Dans d’autres circonstances, l’inflammation de la gaine peut donner
naissance à un nodule ou kyste ténosynovial. Celui-ci se retrouve
le plus souvent à la face ventrale du doigt. Il peut être
douloureux lors du serrage des objets.
Pour ce qui est des tendons extenseurs, la ténosynovite la plus
fréquente est celle du pouce ou ténosynovite sténosante de De
Quervain. Celle-ci se manifeste par une tuméfaction de la face
latérale du poignet, douloureuse à l’usage du pouce.
Comment traiter
ces ténosynovites ?
Concernant le doigt à ressaut, au début, lorsque celui-ci est
encore modéré, le seul traitement efficace est l’injection de
cortisone dans sa gaine. Il en est de même pour la ténosynovite
sténosante.
Si le ressaut du doigt est franc ou la ténosynovite sténosante du
pouce de longue date, un traitement chirurgical doit être
proposé.
Pour le doigt à ressaut, comme pour la ténosynovite sténosante, la
technique consiste à sectionner ou à élargir la poulie qui est la
cause du conflit.
En ce qui concerne le kyste ténosynovial, le traitement consiste en
sa simple excision.


Comment l’opération se
déroule-t-elle ?
Pour le doigt à ressaut, la ténosynovite sténosante de De Quervain
ou le kyste ténosynovial, s’agissant d’une intervention mineure,
celle-ci se déroule en principe ambulatoirement. Sa durée est de
moins d’une heure.
A son arrivée en salle d’opération, la main du patient est préparée
par un aide (poils rasés, ongles coupés, peau nettoyée). Celui-ci
est ensuite installé sur la table d’opération. Un garrot
pneumatique, placé au bras, est gonflé pour la durée de
l’intervention. L’anesthésie locale est alors pratiquée par le
chirurgien. Le bras est ensuite désinfecté et les champs
opératoires installés.
Dans la ténosynovite sténosante, l’incision est réalisée sur la
face latérale du poignet (styloïde radiale). Les tendons extenseurs
du pouce sont repérés et leur coulisse sectionnée ou élargie.

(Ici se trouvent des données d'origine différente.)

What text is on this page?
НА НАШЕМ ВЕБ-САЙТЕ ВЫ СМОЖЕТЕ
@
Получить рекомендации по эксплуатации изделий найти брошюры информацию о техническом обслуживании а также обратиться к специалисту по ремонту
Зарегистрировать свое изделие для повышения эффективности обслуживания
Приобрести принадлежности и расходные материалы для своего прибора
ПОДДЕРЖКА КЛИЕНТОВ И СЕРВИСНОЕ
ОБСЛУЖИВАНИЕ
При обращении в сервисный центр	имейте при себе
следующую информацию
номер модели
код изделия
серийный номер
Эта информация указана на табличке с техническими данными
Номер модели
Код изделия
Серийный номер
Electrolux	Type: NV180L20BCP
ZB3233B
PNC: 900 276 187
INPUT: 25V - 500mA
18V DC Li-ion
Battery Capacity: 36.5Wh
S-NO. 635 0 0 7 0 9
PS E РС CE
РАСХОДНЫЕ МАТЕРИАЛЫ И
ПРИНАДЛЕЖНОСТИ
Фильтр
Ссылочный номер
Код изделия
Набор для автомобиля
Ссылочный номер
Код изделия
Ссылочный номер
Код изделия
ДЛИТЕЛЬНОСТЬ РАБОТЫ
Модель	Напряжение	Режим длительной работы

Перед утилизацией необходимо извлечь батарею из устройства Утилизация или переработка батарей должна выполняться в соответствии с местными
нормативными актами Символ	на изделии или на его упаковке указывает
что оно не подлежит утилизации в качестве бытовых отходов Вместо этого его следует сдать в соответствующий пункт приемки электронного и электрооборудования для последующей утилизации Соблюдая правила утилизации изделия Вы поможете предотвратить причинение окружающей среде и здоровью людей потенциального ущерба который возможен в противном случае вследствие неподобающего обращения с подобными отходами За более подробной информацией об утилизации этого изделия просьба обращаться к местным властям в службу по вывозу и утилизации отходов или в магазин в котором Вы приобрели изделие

Pour le kyste ténosynovial, l’incision se fait sur la face palmaire
de la base du doigt. On met alors en évidence la poulie des tendons
fléchisseurs sur lesquels on découvre le kyste qui est
excisé.
En ce qui concerne le doigt à ressaut, l’incision est pratiquée
dans la partie distale de la paume. La poulie proximale de
l’appareil fléchisseur est repérée puis incisée.
En fin d’intervention, en cas de doigt à ressaut ou de kyste
ténosynovial, on applique un pansement rembourré simple permettant
une reprise immédiate de la mobilisation des doigts. Pour la
ténosynovite sténosante, on réalise un pansement plâtré
immobilisant le poignet mais autorisant le mouvement des
doigts.
En quoi
consistent les soins post-opératoires ?
Après l’intervention, si celle-ci a eu lieu en anesthésie
loco-régionale, le patient regagne son lit en salle de réveil où
l’infirmière veille à son confort. Si tout se déroule normalement
durant une à deux heures de surveillance, il est autorisé à
regagner son domicile avec un rendez-vous, un certificat et une
prescription médicale ainsi que les recommandations d’usage.
Si l’opération s’est déroulée sous anesthésie locale, le patient
est licencié dès la fin de l’intervention.
La reprise immédiate de la mobilisation des doigts est essentielle
afin d’éviter les accolements du tendon libéré.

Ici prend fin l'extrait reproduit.